I reperti provengono da insediamenti di palafitte posti lungo le rive veronesi del Lago di Garda, tra cui quelli di Bor e Porto di Pacengo in Comune di Lazise, e sono inquadrabili in un arco di tempo che va dall’antica alla recente età del Bronzo (XVIII-XIII secolo a.C.).
Da questi materiali si stacca nettamente una fibbia datata al I secolo a.C.: si tratta di un reperto isolato, ma importante perché documenta una frequentazione delle sponde del Lago di Garda anche in epoche successive a quella delle palafitte dell’età del Bronzo.
Per lunghi anni gli insediamenti palafitticoli del Garda hanno subito un saccheggio indiscriminato da parte dei subacquei. Anche gli oggetti in esame provengono da ricerche abusive; parte dei materiali è stata consegnata spontaneamente dai rinvenitori e parte è stata recuperata grazie all’intervento del Comando Carabinieri Tutela Patrimonio Artistico.
Gli oggetti, provenienti da una lunga giacitura in ambiente lacustre, presentavano superfici molto corrose, con forte perdita di materiale e una porosità molto accentuata; è stata rilevata la presenza di incrostazioni, di patine dovute ai processi di corrosione, di ossidazioni.
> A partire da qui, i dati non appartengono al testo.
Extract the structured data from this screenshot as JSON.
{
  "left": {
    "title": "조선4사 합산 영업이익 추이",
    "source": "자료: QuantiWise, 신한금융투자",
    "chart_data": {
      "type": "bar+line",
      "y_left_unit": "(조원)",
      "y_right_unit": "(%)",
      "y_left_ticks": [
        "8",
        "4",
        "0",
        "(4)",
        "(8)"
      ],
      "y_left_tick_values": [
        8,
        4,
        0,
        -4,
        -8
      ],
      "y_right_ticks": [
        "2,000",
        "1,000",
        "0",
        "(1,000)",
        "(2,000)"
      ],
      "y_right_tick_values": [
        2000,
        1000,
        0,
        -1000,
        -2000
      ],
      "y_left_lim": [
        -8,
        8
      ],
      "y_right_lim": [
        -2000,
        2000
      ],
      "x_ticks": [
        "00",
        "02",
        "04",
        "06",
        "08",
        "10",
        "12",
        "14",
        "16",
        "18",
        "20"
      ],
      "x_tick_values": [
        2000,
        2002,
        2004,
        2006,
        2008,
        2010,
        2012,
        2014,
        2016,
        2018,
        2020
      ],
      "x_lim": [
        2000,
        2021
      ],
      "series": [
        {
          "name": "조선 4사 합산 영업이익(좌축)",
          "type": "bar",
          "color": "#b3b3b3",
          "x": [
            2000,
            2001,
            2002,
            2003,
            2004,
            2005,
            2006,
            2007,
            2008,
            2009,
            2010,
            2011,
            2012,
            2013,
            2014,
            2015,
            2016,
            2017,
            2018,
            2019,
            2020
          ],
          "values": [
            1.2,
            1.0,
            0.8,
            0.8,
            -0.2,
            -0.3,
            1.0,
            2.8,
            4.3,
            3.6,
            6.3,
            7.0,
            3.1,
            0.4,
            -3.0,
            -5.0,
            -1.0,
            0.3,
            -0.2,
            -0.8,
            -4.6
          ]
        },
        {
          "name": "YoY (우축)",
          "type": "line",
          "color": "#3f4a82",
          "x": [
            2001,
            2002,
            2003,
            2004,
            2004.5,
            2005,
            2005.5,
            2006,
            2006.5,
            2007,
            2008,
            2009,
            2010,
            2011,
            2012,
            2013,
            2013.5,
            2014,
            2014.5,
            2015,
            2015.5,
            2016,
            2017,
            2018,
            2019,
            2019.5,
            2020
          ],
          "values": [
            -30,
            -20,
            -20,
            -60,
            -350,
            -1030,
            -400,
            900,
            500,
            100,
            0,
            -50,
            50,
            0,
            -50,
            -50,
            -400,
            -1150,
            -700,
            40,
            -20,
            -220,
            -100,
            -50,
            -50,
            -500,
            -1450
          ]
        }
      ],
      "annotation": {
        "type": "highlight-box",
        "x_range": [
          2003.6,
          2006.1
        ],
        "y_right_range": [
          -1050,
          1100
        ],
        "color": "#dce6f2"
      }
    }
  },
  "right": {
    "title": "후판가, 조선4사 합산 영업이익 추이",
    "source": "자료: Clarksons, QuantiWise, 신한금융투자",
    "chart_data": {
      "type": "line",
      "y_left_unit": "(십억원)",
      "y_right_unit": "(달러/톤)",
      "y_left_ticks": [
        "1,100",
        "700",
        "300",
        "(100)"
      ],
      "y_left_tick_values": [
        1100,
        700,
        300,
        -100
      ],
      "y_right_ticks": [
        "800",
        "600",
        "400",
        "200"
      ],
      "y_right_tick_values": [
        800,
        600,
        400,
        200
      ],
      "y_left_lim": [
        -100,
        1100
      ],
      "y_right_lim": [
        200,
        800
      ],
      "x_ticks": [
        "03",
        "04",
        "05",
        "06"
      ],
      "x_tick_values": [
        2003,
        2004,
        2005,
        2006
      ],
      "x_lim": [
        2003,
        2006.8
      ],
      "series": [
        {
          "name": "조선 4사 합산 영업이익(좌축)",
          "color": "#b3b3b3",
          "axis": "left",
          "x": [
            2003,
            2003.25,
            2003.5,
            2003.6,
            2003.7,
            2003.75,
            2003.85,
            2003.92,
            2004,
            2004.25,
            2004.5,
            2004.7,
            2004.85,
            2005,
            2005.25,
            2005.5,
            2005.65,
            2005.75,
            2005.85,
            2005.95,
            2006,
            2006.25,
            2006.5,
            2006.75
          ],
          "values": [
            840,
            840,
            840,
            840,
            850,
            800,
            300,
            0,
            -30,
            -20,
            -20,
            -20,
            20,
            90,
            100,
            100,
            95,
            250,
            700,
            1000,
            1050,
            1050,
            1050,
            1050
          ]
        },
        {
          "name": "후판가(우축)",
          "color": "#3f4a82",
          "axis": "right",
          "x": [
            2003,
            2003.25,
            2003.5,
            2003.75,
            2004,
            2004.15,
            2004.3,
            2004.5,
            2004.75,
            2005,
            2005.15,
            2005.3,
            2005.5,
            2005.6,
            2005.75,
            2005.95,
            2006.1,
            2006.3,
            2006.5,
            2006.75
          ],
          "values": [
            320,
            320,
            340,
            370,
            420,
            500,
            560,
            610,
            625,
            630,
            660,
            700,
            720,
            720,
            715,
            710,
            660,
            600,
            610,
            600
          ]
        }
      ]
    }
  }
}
Alcuni reperti erano frammentari, altri presentavano delle rotture. La pulitura è stata eseguita prevalentemente a bisturi e con l’ausilio di spazzoline su microtrapani. Per la rifinitura della pulitura e per lo sgrassaggio sono stati utilizzati solventi (alcool e acetone). È stato inoltre condotto un trattamento localizzato di inibizione della corrosione attiva. L’incollaggio dei frammenti è stato eseguito con resina epossidica; la protezione, con resina acrilica e con cere naturali cristalline.